16/03/2015
Pilih Mana, Cebok Dengan Tisu atau Air
Membersihkan kotoran buang air (seperti pipis atau BAB) dengan tisu adalah kebiasaan orang Barat, bukan budaya orang Indonesia. Coba perhatikan toilet di rumah orang Indonesia, hampir tidak pernah kita temukan tisu gulung. Untuk bersuci setelah buang air yang digunakan adalah air. Orang bule yang datang ke Indonesia mungkin terkaget-kaget kalau menemukan toilet di rumah orang Indonesia hanya menggunakan air untuk bersuci setelah BAB, apalagi bila mengetahui cara membersihkan BAB adalah dengan cara cebok pakai tangan kiri. Mungkin mereka tidak pernah membersihkan hajat dengan teknik cebok itu, ha..ha..ha, mungkin terkesan jorok kali.
Saat ini banyak tempat umum membangun kamar mandi tanpa air dengan toilet duduk. Banyak juga orang Indonesia yang tidak terbiasa dan merasa tidak nyaman dengan toilet seperti ini, ditambah lagi dengan tidak adanya air yang bisa digunakan untuk membasuh setelah buang hajat.
Masyarakat Indonesia banyak yang mencoba mengadopsi budaya barat dengan hanya meletakkan tisu sebagai alat basuh di dalam toilet. Tisu yang dipakai untuk membasuh setelah buang air besar di Amerika berbeda dengan tisu yang dipakai di toilet Indonesia pada umumnya. Mereka menggunakan tisu yang telah diberi antiseptik sehingga tetap bersih walaupun tidak menggunakan air, antiseptik pada tisu bisa membunuh kuman dan bakteri.
Ternyata kebiasaan cebok dengan menggunakan tisu dapat memberikan pengaruh buruk bagi lingkungan. Sebuah artikel yang diterbitkan dalam majalah Tissue World edisi Juni-Juli 2010 lalu, menyatakan bahwa menggunakan air ternyata lebih baik dari pada tisu.
Penulis artikel ini yang juga adalah seorang aktivis lingkungan hidup Amerika, Noelle Robbins, dalam tulisannya yang berjudul “Cleaning with Water, A Better Alternative Flushing Forest”, menyebutkan bahwa gaya hidup orang Amerika yang selalu menggunakan tisu menyebabkan kerusakan parah pada ekosistem hutan dunia.
Berdasarkan hasil sebuah riset, 54 juta batang pohon ditebang untuk memproduksi 3,2 juta ton tisu toilet. Fakta ini membuat Noelle ingin merubah cara hidup masyarakat Amerika dalam menggunakan tisu toilet. Ia juga menegaskan bahwa cara cebok orang Asia malah lebih ramah lingkungan.
Pendapat yang ia ungkapkan berdasarkan sebuah fakta bahwa proses pembuatan setiap rol tisu membutuhkan sebanyak 140 liter air atau 37 galon. Setiap hari orang Amerika menghabiskan 57 lembar tisu toilet yang sama dengan 3,7 galon perhari. Hal ini kemudian dibandingkan dengan kebiasaan cebok orang asia yang menggunakan air. Sekali cebok biasanya hanya membutuhkan 0,03 galon air saja. Jumlah ini tentu saja jauh bila dibandingkan dengan proses pembuatan tisu toilet.

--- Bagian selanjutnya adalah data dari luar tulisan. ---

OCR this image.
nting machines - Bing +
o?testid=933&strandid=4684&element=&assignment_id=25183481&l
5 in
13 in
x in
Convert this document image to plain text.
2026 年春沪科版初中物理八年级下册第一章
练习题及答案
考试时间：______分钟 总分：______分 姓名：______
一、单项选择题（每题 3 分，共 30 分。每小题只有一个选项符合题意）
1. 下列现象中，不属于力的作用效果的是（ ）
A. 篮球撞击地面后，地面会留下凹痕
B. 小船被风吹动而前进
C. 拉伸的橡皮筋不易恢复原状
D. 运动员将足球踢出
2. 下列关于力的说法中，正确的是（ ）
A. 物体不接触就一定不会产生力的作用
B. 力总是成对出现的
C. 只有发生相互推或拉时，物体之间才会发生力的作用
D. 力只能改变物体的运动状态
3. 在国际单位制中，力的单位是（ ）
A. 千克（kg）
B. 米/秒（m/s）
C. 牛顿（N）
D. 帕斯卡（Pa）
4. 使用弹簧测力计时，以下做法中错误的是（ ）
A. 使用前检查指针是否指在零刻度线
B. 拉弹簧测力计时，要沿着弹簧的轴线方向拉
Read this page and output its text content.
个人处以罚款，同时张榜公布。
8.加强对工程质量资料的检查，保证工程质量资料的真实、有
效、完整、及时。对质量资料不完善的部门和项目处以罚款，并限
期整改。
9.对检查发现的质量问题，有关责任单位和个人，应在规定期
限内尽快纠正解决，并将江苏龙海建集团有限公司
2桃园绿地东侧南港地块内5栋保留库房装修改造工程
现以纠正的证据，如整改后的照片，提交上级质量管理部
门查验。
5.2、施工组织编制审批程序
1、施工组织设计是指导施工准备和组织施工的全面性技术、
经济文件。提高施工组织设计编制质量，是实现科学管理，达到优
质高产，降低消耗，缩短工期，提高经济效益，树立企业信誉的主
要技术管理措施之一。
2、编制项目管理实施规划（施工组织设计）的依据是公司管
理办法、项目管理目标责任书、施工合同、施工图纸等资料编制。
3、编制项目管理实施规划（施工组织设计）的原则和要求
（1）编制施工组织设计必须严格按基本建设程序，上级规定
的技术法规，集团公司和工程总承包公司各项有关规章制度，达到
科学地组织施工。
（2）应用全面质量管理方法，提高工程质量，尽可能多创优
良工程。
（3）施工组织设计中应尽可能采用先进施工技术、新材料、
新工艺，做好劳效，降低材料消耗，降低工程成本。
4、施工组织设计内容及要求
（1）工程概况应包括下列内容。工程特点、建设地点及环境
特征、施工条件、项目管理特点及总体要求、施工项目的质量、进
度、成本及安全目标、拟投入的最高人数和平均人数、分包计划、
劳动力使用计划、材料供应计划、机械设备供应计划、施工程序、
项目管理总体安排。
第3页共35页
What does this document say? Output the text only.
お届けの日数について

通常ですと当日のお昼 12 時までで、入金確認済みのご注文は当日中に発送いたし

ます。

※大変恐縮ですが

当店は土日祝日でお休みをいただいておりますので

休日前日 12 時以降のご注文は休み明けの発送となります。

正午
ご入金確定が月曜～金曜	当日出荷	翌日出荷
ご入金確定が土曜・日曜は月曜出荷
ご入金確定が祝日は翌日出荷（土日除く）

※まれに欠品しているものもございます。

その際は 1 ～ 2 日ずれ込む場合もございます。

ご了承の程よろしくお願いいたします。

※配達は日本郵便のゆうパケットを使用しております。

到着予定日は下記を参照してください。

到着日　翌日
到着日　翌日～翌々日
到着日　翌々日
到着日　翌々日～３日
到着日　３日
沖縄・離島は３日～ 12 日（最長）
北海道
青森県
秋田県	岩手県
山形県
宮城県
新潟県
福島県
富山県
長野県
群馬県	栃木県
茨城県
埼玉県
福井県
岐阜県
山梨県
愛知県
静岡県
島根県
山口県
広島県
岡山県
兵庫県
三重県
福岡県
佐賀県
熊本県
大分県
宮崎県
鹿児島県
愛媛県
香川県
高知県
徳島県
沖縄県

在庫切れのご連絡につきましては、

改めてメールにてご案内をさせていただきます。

Tidak disangka, penggunaan tisu yang seringkali diremehkan ternyata memiliki dampak yang besar terhadap lingkungan.
Manfaat membersihkan kotoran dengan air dan tisu yaitu :
1. Air
- Ramah lingkungan karena tidak pakai produk yang berasal dari pohon.
- Pembersihan celah-celah di bagian dubur bisa lebih efisien karena adanya indra peraba yang secara langsung bersentuhan dengan permukaan kulit.
- Bisa sekalian membersihkan tempat toilet.
2. Tisu :
- Lebih elit dan modern.
- Tisu bisa diimbued dengan berbagai macam cairan, seperti antiseptik, karbol, parfum dll.
- Cebok dengan tisu bisa menghemat waktu karena lebih cepat ketimbang menggunakan air.
Jadi Pilih mana, cebok dengan tisu atau air?